D’altra parte chi dovrebbe fare informazione ha rincorso sistematicamente la sensazione, la pancia, come spesso fa, e non ha mai posto le domande che andavano fatte. Il cercare le responsabilità politiche di quelle tragiche giornate genovesi. Leggere oggi Scajola, intervistato sempre da La Stampa, scagliarsi contro i media di destra responsabili del “clima di nervosismo” e in difesa del suo governo “volevamo andasse tutto bene”, fa rabbia ma soprattutto cozza con quello affermato e fatto nei giorni e negli anni a seguire. Ma nessuno lo fa notare. Ci si accorge di nuovo delle “miracolose carriere” (cit. da Repubblica di oggi) e ci si accorge anche del gradimento trasversale politicamente di De Gennaro, a capo dei servizi con Berlusconi e promosso a Finmeccanica con Letta, passando per il gradimento di Mario Monti. Ma chiedere conto a chi negli anni, tra governi di centrodestra e centrosinistra, ha avallato silenziosamente tutte queste scelte? Chiedere il perché PS e CC abbiano assunto tutta questa autonomia decisionale? Perché tanto tra un paio di giorni, approvata la legge sul reato di tortura, che quasi nessuno spiega di cosa esattamente si tratta, si rispegneranno nuovamente i riflettori su Genova mentre nuovamente a denunciare i mancati risarcimenti per i torturati alla Bolzaneto sono Tambuscio e Onida, il primo avvocato del pool che si è occupato dei processi genovesi, mentre noi che siamo stati a Genova, che abbiamo costruito quelle giornate, tacciamo ancora.

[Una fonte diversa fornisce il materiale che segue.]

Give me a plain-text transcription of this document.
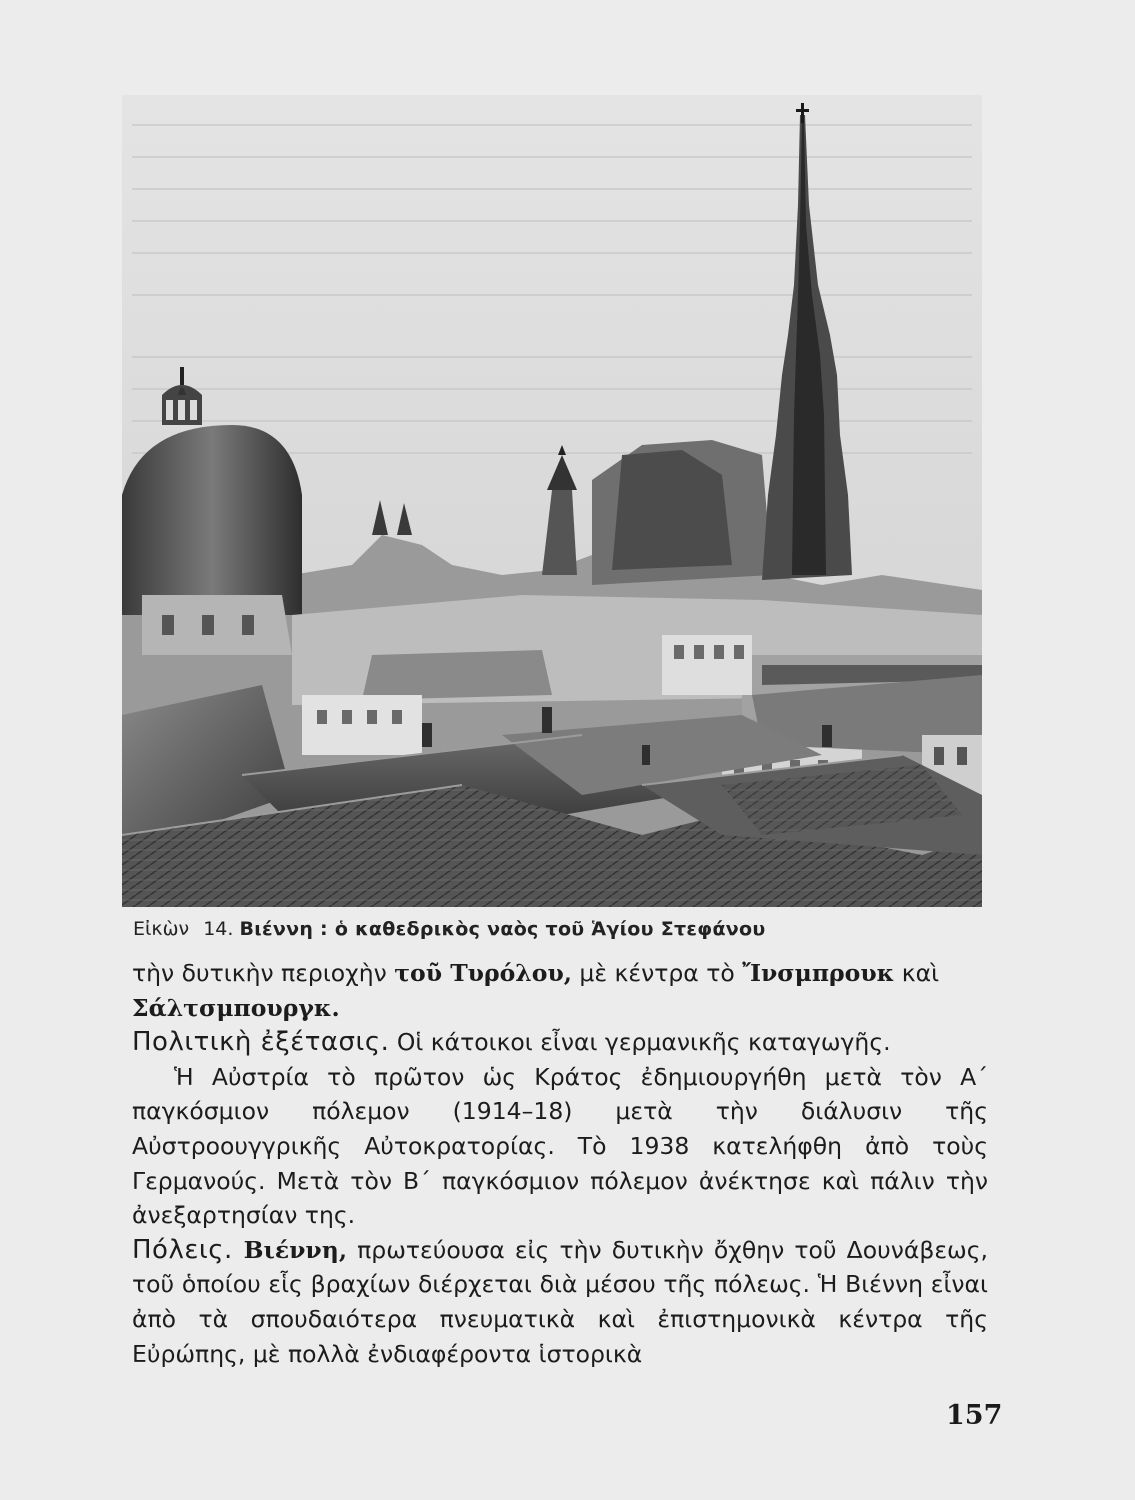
Εἰκὼν 14. Βιέννη : ὁ καθεδρικὸς ναὸς τοῦ Ἁγίου Στεφάνου

τὴν δυτικὴν περιοχὴν τοῦ Τυρόλου, μὲ κέντρα τὸ Ἴνσμπρουκ καὶ
Σάλτσμπουργκ.

Πολιτικὴ ἐξέτασις. Οἱ κάτοικοι εἶναι γερμανικῆς καταγωγῆς.

Ἡ Αὐστρία τὸ πρῶτον ὡς Κράτος ἐδημιουργήθη μετὰ τὸν Α´ παγκόσμιον πόλεμον (1914–18) μετὰ τὴν διάλυσιν τῆς Αὐστροουγγρικῆς Αὐτοκρατορίας. Τὸ 1938 κατελήφθη ἀπὸ τοὺς Γερμανούς. Μετὰ τὸν Β´ παγκόσμιον πόλεμον ἀνέκτησε καὶ πάλιν τὴν ἀνεξαρτησίαν της.

Πόλεις. Βιέννη, πρωτεύουσα εἰς τὴν δυτικὴν ὄχθην τοῦ Δουνάβεως, τοῦ ὁποίου εἷς βραχίων διέρχεται διὰ μέσου τῆς πόλεως. Ἡ Βιέννη εἶναι ἀπὸ τὰ σπουδαιότερα πνευματικὰ καὶ ἐπιστημονικὰ κέντρα τῆς Εὐρώπης, μὲ πολλὰ ἐνδιαφέροντα ἱστορικὰ

157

Nel frattempo 2 di noi sono in carcere dal 2012 e ci rimarranno ancora per molto, un paio hanno ottenuto i permessi lavorativi, un altro paio risultano scomparsi e gli altri 4 stanno scontando la pena con la condizionale. Hanno seppellito e punito quei 10 con un secolo di carcere non equamente distribuito, attraverso un reato che è retaggio di quella parte del codice fascista Rocco che nessuno vorrebbe abolire. Ma anche questo è scomodo ricordare tanto che in questi giorni nessuno si è preso la briga di farlo, vittime sacrificali di chi politicamente non ha mai voluto fare i conti con Genova.